The big data is a vague and ambiguous term used to describe a large-scale phenomenon that is now rapidly becoming the focus of entrepreneurs, scientists, governments and the media.
Big data is compelling.
5 years ago, a Google research team published a remarkable study in the world's most famous science journal Nature. Without any medical test results, the team was able to track the spread of flu trends across the United States at the time, and it was even faster than the US Centers for Disease Control (CDC). Google's tracking is only one day behind the flu outbreak, and the CDC has spent a week or more to gather a flu-spread trend map. Clearly, Google is faster because it successfully tracks the spread of influenza by looking for "online search" and the correlation and regularity of "people with flu".
Google's flu trends are fast, accurate, low-cost and do not require any theoretical support. Google's engineers are not in the mood to develop a hypothetical theory of what terms ("flu symptoms" or "near my nearest pharmacy") might be the key to the disease itself, instead, Google's team singled out 50 million of the top entries, and then let the search laws operate on their own, resulting in results.
Google flu trend has become the business community, technology sector, the scientific community has a representative of the success of the case: "Big data." Then reporters will be excited to ask: the scientific community can also learn from Google?
As with many popular words, "Big data" is a vague and ambiguous term that is often picked up by people who have something to sell in their hands. Someone specifically mentions the size of the data set, such as SCM Hadron Collider's computer, which can store 15,000 megabytes a year, roughly equivalent to the data that your favorite music played for 1500 years.
"Big Data", which attracts the attention of many companies, can actually be called "found data", which takes place in Web search, credit card payments, cell phone sensing to the nearest phone signal platform. The Google flu trend is based on data that has been found, and that is what attracts us here. Such data sets can be even bigger than the LHC's data Facebook. It is worth noting that the collection of these data is actually very cheap relative to these large sizes. Random tiling of data points, collected for different purposes, and can be updated in real time. Modern society as our communication, leisure and business activities are transferred to the network, the network gradually migrated to the mobile network, living in a way unimaginable 10 years ago, recorded and quantified.

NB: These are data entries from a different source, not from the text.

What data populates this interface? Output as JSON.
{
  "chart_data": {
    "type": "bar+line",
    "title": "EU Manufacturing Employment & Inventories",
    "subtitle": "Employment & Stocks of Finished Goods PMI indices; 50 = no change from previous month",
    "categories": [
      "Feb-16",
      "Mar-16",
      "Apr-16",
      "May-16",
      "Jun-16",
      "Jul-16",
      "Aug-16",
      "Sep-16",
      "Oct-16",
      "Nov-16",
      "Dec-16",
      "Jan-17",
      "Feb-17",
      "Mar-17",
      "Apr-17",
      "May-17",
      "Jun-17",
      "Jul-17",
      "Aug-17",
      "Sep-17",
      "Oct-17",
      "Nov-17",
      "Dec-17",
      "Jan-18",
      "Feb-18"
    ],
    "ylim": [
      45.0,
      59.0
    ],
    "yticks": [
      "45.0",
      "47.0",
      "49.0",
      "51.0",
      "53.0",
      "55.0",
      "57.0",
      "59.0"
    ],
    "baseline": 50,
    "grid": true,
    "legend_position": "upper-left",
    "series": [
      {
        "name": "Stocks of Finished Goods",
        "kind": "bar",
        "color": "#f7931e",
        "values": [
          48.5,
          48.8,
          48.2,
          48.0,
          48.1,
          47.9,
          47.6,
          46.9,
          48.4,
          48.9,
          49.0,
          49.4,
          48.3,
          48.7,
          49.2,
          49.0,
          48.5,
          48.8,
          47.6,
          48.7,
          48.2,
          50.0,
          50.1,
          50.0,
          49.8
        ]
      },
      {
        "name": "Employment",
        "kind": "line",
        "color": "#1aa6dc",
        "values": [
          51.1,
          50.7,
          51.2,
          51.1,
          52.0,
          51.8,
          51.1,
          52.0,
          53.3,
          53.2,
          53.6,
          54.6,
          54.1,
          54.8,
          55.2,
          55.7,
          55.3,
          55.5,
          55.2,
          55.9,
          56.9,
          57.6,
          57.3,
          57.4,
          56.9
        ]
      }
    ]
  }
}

Proponents of big data come to the following four conclusions, each of which is in the "Google Flu trend" success story:
1. Data analysis produced astonishing and accurate results;
2. Each data point can be captured, which makes the past statistical sampling technology appear very outdated;
3. The reasons behind the data seem outdated, as the relevance of the data tells us what we need to know;
4. Science or data models are not needed.
While the big data has shown so many bright prospects for scientists, entrepreneurs and governments, these four theories are entirely out of the most optimistic and simplistic perspective, and if we ignore some of the lessons of the past, it is doomed to disappoint us.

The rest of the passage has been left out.